Fig. 3.. Neuronal allocation to an engram.

Eligible neurons compete for allocation to an engram supporting a memory, and neurons with increased relative excitability at the time of training “win” this competition for allocation. (A) Neurons that were endogenously more excitable than their neighbors at the time of training or were experimentally manipulated to become relatively more excitable (blue circles) are preferentially allocated to an engram (green filled circles). Subsequent disruption of these allocated or engram neurons disrupts memory retrieval (top right), whereas artificial reactivation of these neurons elicits memory retrieval in the absence of normal sensory retrieval cues (bottom right). (B) Neurons with relatively decreased excitability at the time of training (either endogenously or through experimental manipulation) (purple circles) are preferentially excluded from the engram (green filled circles). Subsequent disruption of nonallocated or nonengram neurons does not impact memory retrieval.

Fig. 4.. Active and silent engram cells in amnesia and during memory systems consolidation.

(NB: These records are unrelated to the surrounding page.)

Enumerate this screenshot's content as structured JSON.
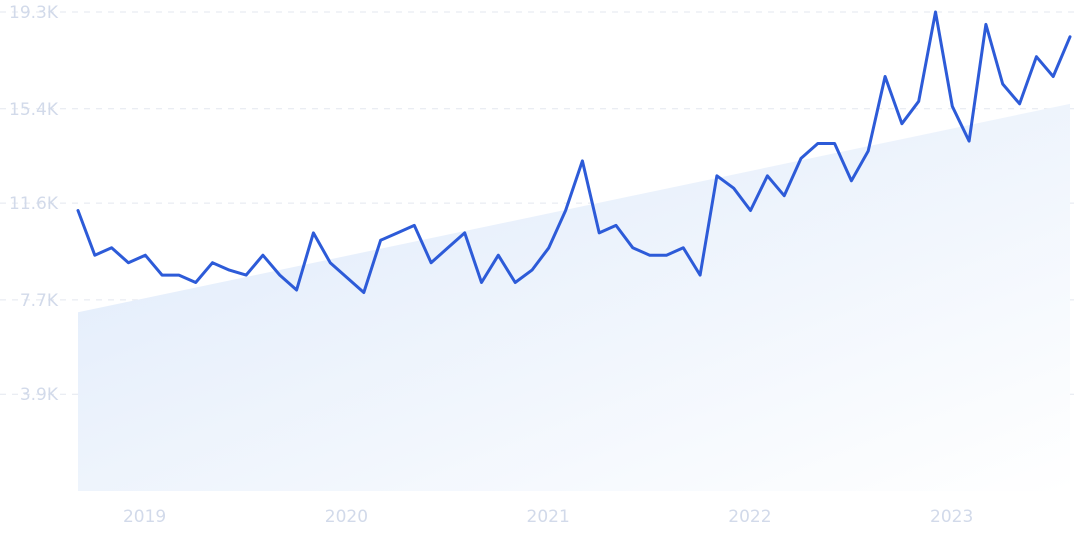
{
  "chart_data": {
    "type": "line",
    "title": "",
    "xlabel": "",
    "ylabel": "",
    "x_tick_labels": [
      "2019",
      "2020",
      "2021",
      "2022",
      "2023"
    ],
    "y_tick_labels": [
      "3.9K",
      "7.7K",
      "11.6K",
      "15.4K",
      "19.3K"
    ],
    "y_tick_values": [
      3900,
      7700,
      11600,
      15400,
      19300
    ],
    "ylim": [
      0,
      19300
    ],
    "xlim": [
      "2018-11",
      "2023-10"
    ],
    "grid": true,
    "legend": "none",
    "colors": {
      "line": "#2d5bd8",
      "trend_fill_top": "#dde9fa",
      "trend_fill_bottom": "#ffffff",
      "grid": "#e3e7ef",
      "tick_text": "#d2daea"
    },
    "trend": {
      "start": {
        "x": "2018-11",
        "y": 7200
      },
      "end": {
        "x": "2023-10",
        "y": 15600
      }
    },
    "series": [
      {
        "x": [
          "2018-11",
          "2018-12",
          "2019-01",
          "2019-02",
          "2019-03",
          "2019-04",
          "2019-05",
          "2019-06",
          "2019-07",
          "2019-08",
          "2019-09",
          "2019-10",
          "2019-11",
          "2019-12",
          "2020-01",
          "2020-02",
          "2020-03",
          "2020-04",
          "2020-05",
          "2020-06",
          "2020-07",
          "2020-08",
          "2020-09",
          "2020-10",
          "2020-11",
          "2020-12",
          "2021-01",
          "2021-02",
          "2021-03",
          "2021-04",
          "2021-05",
          "2021-06",
          "2021-07",
          "2021-08",
          "2021-09",
          "2021-10",
          "2021-11",
          "2021-12",
          "2022-01",
          "2022-02",
          "2022-03",
          "2022-04",
          "2022-05",
          "2022-06",
          "2022-07",
          "2022-08",
          "2022-09",
          "2022-10",
          "2022-11",
          "2022-12",
          "2023-01",
          "2023-02",
          "2023-03",
          "2023-04",
          "2023-05",
          "2023-06",
          "2023-07",
          "2023-08",
          "2023-09",
          "2023-10"
        ],
        "values": [
          11300,
          9500,
          9800,
          9200,
          9500,
          8700,
          8700,
          8400,
          9200,
          8900,
          8700,
          9500,
          8700,
          8100,
          10400,
          9200,
          8600,
          8000,
          10100,
          10400,
          10700,
          9200,
          9800,
          10400,
          8400,
          9500,
          8400,
          8900,
          9800,
          11300,
          13300,
          10400,
          10700,
          9800,
          9500,
          9500,
          9800,
          8700,
          12700,
          12200,
          11300,
          12700,
          11900,
          13400,
          14000,
          14000,
          12500,
          13700,
          16700,
          14800,
          15700,
          19300,
          15500,
          14100,
          18800,
          16400,
          15600,
          17500,
          16700,
          18300
        ]
      }
    ]
  }
}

(A) Active engram cells have higher spine density and are activated in the conditioned context A to produce the conditioned response, freezing. Silent engram cells generated in amnesia and in a mouse designed to model early Alzheimer’s disease show lower spine density and cannot be activated in the conditioned context A to produce a conditioned response but can be activated by blue light in an unconditioned context B if they were tagged with ChR2 during encoding. (B) During memory systems consolidation, active engram cells with high spine density are formed in the hippocampus during contextual fear conditioning and for several days, the conditioned context can evoke a conditioned response. However, by two weeks (remote recall), these hippocampal engram cells demature to become silent, with reduced spine density. In the mPFC, engram cells are formed during CFC but are silent with low spine density. During the following 2 weeks, these mPFC silent engram cells acquire higher spine density and become active engram cells.

Fig. 5.. Neuronal allocation and memory linking.

Neurons with increased excitability at the time of event 1 (blue) are allocated to the engram supporting this memory (blue filled circles outlined in orange). These allocated engram neurons remain more excitable than their neighbors for several hours after event 1. If a similar event 2 (green) occurs during this time, neurons allocated to the engram supporting event 1 are more excitable and, therefore, also allocated to the engram supporting event 2 (blue and green filled circles outlined in orange). In this way, neurons are coallocated to events 1 and 2. By virtue of coallocation, these two memories become linked. After some time, neurons allocated to the engram supporting event 1 become less excitable than their neighbors (“refractory”), and if event 2 occurs in this time window, a new population of more excitable neurons wins the competition for allocation to the engram supporting event 2. This disallocation allows the two memories to be remembered separately. Circles with red dashed outlines represent less excitable neurons.